Advent is a time for turning back to God. Ask Our Lord to help you regain a voice of faith in order to welcome his birth and spread the Good News.

Readings: Malachi 3:1–4, 23–24; Psalm 25:4–5ab, 8–9, 10, 14; Luke 1:57–66.

Advent, December 22nd

In today’s Gospel the Blessed Mother reminds us that her story, and ours, is not one of rags to riches, but of rags to redemption. In singing the Magnificat she is rejoicing that the tatters of a world afflicted by sin with no hope of redemption on its own is taking a turn for the better with the coming of John the Baptist and Jesus. In becoming the Mother of God and of the Messiah she is celebrating that Our Lord is visiting his people and blessing the poor and the lowly, like her. The very fact that God chose this poor and humble girl to be his mother shows that wealth and status don’t mean much to him: he is captivated by poverty of spirit and humility, and that pulls down any pretensions the wealthy and mighty have about their merits before God.

Advent is almost over. Mary reminds us today that our cause for rejoicing should not be how many gifts we receive or how many people remember us at Christmas, but how blessed we’ve been by God. We may not have received everything we wanted this year, but Our Lord has blessed us with everything we truly need. Like Mary we should live this time praising God for the wonders he has worked in our lives and show gratitude to others for the gift they’ve been to us.

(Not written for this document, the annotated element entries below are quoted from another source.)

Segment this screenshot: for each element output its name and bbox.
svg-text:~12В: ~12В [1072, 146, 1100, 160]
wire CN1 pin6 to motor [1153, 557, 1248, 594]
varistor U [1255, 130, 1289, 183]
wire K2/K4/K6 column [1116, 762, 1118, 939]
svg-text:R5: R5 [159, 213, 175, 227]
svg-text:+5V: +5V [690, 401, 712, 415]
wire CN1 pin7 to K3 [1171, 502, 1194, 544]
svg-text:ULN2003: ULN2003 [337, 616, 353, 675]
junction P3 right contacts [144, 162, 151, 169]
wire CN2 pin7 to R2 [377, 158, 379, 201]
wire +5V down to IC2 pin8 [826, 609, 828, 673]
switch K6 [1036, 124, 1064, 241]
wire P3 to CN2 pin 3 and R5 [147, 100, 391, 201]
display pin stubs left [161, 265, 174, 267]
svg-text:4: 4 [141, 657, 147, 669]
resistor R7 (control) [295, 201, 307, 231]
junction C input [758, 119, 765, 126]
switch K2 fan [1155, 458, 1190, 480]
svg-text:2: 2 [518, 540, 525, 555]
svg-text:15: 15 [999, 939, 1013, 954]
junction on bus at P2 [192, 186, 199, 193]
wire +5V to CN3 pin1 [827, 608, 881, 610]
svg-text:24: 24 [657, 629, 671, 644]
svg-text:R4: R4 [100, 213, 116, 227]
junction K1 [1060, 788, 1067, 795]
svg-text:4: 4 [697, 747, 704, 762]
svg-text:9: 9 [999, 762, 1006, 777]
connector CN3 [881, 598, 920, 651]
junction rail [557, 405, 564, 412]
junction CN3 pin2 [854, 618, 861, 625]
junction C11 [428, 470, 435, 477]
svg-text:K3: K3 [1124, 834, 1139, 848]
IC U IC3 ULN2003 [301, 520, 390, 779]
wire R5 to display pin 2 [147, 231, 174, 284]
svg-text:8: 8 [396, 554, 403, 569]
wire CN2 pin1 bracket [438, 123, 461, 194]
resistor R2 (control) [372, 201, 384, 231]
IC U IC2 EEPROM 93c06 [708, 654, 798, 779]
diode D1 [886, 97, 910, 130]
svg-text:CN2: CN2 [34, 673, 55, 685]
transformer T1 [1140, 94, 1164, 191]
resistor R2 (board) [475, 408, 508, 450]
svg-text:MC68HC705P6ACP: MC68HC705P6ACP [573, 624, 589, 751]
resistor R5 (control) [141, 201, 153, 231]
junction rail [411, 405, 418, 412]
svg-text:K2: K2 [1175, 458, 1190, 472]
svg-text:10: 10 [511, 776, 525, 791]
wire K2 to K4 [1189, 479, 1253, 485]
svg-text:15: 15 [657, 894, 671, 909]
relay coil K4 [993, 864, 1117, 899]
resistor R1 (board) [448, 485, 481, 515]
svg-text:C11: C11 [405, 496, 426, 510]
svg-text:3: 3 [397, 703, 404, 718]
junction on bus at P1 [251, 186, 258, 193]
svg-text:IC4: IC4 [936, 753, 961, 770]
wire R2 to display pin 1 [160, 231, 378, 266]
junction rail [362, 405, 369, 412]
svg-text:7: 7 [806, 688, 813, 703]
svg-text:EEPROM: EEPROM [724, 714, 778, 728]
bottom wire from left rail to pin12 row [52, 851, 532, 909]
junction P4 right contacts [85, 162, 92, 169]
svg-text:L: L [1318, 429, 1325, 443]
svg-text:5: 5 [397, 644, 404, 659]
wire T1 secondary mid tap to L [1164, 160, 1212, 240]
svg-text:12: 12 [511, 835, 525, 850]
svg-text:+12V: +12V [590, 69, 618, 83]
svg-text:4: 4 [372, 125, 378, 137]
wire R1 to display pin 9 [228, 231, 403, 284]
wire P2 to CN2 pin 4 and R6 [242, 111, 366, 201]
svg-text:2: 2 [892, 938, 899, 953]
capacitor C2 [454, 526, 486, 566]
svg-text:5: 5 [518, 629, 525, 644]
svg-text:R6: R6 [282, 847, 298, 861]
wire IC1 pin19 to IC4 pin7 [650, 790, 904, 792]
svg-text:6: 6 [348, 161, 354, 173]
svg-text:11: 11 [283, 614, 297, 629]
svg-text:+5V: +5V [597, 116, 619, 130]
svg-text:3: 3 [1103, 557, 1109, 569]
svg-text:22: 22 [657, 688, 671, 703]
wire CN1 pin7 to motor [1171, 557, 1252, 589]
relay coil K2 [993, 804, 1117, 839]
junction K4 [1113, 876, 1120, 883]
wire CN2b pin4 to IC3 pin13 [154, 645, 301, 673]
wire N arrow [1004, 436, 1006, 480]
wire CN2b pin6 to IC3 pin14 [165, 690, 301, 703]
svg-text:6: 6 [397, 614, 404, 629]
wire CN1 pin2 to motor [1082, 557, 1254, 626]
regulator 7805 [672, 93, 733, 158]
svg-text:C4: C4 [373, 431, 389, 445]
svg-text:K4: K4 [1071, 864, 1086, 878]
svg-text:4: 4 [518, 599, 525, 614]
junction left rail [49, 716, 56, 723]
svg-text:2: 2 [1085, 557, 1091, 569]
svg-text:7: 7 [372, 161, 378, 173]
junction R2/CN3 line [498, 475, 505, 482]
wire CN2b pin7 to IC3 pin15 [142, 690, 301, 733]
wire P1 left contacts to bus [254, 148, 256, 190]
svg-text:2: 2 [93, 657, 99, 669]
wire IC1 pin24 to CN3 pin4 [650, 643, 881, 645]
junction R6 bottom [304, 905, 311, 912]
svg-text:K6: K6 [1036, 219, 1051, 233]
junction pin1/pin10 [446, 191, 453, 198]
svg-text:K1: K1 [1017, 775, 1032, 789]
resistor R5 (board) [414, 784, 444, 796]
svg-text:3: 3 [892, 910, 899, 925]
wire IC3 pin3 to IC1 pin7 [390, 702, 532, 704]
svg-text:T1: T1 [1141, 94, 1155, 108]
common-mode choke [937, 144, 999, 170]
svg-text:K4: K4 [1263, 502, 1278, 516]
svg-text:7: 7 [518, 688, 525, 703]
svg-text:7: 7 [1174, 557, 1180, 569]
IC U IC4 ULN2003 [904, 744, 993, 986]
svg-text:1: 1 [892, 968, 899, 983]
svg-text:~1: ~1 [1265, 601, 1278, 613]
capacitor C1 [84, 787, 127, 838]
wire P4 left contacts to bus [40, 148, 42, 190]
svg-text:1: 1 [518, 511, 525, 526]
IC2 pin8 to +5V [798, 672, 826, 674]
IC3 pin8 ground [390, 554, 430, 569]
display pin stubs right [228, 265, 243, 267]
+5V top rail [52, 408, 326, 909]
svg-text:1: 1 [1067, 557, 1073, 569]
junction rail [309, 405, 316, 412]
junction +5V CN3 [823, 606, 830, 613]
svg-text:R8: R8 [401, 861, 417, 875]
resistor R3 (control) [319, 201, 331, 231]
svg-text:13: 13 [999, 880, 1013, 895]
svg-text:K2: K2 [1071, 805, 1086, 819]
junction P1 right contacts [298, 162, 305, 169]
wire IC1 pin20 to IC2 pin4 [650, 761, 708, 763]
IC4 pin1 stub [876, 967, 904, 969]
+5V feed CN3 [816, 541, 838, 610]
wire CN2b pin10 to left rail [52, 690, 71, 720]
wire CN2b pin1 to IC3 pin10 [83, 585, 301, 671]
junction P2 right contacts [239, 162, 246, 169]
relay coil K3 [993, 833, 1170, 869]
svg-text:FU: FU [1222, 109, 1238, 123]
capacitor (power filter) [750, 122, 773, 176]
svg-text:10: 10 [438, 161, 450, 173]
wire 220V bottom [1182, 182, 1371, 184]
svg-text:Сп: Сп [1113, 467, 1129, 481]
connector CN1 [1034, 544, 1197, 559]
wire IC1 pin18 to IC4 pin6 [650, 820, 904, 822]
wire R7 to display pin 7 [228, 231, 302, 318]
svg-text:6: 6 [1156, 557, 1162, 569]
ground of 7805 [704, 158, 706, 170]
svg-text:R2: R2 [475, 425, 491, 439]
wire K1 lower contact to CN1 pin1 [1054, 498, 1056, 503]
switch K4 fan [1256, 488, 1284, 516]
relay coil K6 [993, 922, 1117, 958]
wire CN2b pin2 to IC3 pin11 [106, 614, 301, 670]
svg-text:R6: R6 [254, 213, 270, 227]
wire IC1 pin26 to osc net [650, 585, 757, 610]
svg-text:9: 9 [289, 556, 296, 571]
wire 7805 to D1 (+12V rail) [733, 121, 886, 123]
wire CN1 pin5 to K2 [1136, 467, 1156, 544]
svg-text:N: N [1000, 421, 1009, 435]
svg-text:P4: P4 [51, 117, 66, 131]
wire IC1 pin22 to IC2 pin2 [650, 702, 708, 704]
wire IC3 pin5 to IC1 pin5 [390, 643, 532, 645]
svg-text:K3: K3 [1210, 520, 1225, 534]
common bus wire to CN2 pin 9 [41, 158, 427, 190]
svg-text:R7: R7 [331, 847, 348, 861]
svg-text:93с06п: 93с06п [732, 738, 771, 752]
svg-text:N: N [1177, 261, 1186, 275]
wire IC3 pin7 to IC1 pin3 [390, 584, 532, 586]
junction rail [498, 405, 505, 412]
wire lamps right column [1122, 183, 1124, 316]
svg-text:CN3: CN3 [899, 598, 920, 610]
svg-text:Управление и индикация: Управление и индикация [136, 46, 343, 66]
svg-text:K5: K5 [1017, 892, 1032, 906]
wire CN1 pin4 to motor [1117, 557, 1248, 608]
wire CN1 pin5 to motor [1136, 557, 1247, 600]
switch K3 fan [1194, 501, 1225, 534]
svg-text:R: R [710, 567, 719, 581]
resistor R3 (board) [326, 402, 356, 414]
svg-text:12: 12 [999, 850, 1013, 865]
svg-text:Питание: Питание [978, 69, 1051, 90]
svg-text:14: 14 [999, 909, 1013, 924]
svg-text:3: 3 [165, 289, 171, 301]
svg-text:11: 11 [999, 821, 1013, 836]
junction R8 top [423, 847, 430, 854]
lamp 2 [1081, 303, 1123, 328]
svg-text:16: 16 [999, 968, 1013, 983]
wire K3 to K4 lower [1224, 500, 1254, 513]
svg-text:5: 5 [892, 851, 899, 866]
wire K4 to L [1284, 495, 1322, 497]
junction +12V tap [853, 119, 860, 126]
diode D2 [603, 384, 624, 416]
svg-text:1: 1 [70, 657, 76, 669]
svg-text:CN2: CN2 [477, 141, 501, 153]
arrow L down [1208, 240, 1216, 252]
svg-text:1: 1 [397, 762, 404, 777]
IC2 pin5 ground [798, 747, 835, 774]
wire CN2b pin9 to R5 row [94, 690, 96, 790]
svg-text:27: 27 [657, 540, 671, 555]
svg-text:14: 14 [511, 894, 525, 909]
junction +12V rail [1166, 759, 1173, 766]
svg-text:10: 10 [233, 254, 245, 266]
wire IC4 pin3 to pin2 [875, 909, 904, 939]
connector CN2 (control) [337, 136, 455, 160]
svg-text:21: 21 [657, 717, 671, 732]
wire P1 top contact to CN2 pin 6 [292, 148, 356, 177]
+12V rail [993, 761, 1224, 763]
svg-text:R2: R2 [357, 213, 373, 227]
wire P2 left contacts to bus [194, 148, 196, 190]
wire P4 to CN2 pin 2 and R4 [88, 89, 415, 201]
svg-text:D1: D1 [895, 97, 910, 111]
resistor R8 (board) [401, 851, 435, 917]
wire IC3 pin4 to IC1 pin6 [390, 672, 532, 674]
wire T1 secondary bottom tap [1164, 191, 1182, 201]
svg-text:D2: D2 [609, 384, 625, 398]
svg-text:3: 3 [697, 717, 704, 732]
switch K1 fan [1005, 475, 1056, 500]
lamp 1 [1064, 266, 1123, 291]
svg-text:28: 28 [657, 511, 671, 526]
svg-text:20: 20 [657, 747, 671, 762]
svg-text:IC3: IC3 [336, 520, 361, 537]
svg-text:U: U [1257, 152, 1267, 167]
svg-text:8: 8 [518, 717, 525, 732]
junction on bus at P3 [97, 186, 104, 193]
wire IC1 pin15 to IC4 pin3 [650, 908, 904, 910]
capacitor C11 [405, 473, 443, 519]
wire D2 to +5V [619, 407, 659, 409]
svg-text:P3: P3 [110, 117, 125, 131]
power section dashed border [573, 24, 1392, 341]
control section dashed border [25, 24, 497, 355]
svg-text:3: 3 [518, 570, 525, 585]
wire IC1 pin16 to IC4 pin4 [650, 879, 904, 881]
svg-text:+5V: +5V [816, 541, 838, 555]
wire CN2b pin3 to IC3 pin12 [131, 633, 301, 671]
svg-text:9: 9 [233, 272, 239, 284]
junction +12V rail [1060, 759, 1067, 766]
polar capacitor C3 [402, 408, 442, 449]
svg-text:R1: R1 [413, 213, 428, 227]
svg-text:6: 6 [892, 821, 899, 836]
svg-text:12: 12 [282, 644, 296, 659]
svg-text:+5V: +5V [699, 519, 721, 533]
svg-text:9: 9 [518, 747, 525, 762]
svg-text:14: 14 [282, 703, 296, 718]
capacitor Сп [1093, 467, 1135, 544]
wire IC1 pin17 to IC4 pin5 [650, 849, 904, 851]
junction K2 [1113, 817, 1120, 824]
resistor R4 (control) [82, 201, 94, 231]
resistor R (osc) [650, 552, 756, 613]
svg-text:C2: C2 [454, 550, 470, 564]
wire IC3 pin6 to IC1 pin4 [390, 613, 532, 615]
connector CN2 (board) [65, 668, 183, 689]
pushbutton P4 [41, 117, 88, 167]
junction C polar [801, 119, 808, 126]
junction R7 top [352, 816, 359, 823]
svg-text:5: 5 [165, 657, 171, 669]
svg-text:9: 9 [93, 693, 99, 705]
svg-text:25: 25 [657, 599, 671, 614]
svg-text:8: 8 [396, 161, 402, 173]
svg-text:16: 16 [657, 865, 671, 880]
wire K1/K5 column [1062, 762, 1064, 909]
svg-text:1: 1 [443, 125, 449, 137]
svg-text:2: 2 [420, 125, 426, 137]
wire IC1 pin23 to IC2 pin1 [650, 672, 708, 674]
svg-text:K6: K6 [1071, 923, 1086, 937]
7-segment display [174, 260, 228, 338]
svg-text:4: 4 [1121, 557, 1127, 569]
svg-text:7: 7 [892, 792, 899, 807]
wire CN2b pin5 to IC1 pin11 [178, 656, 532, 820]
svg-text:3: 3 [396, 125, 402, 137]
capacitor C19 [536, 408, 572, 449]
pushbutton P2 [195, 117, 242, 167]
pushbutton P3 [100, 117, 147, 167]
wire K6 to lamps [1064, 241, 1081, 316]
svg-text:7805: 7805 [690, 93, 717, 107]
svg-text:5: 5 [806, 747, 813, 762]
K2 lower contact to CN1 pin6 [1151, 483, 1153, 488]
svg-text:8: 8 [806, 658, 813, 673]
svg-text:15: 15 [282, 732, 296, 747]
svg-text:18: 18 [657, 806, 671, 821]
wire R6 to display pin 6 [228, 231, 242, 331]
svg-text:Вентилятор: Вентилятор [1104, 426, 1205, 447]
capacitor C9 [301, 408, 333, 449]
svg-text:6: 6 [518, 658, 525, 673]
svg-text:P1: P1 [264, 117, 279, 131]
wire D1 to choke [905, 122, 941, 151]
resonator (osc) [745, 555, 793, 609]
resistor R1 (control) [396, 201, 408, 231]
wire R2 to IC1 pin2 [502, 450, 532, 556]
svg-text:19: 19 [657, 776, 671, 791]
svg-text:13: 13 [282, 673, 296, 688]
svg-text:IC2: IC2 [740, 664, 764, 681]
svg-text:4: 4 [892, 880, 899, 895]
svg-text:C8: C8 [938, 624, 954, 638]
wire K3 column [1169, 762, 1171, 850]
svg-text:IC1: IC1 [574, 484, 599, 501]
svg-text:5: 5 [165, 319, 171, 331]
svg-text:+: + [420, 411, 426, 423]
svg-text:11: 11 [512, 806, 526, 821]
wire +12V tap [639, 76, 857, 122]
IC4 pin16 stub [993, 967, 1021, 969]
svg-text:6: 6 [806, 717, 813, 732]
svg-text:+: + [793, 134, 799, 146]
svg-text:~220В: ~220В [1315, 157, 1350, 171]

Elizabeth yesterday tried to tell Mary how great she was; Mary responded not only by saying how great God was (the Magnificat), but by caring for Elizabeth as she prepared for John’s birth, despite the fact that Mary was in her first trimester, characterized by hormonal ups and downs. Let’s imitate the selflessness of the Blessed Mother and serve others even at the expense of our plans or comfort zone.

Readings: 1 Samuel 1:24–28; 1 Samuel 2:2, 4–8ab; Luke 1:46–56.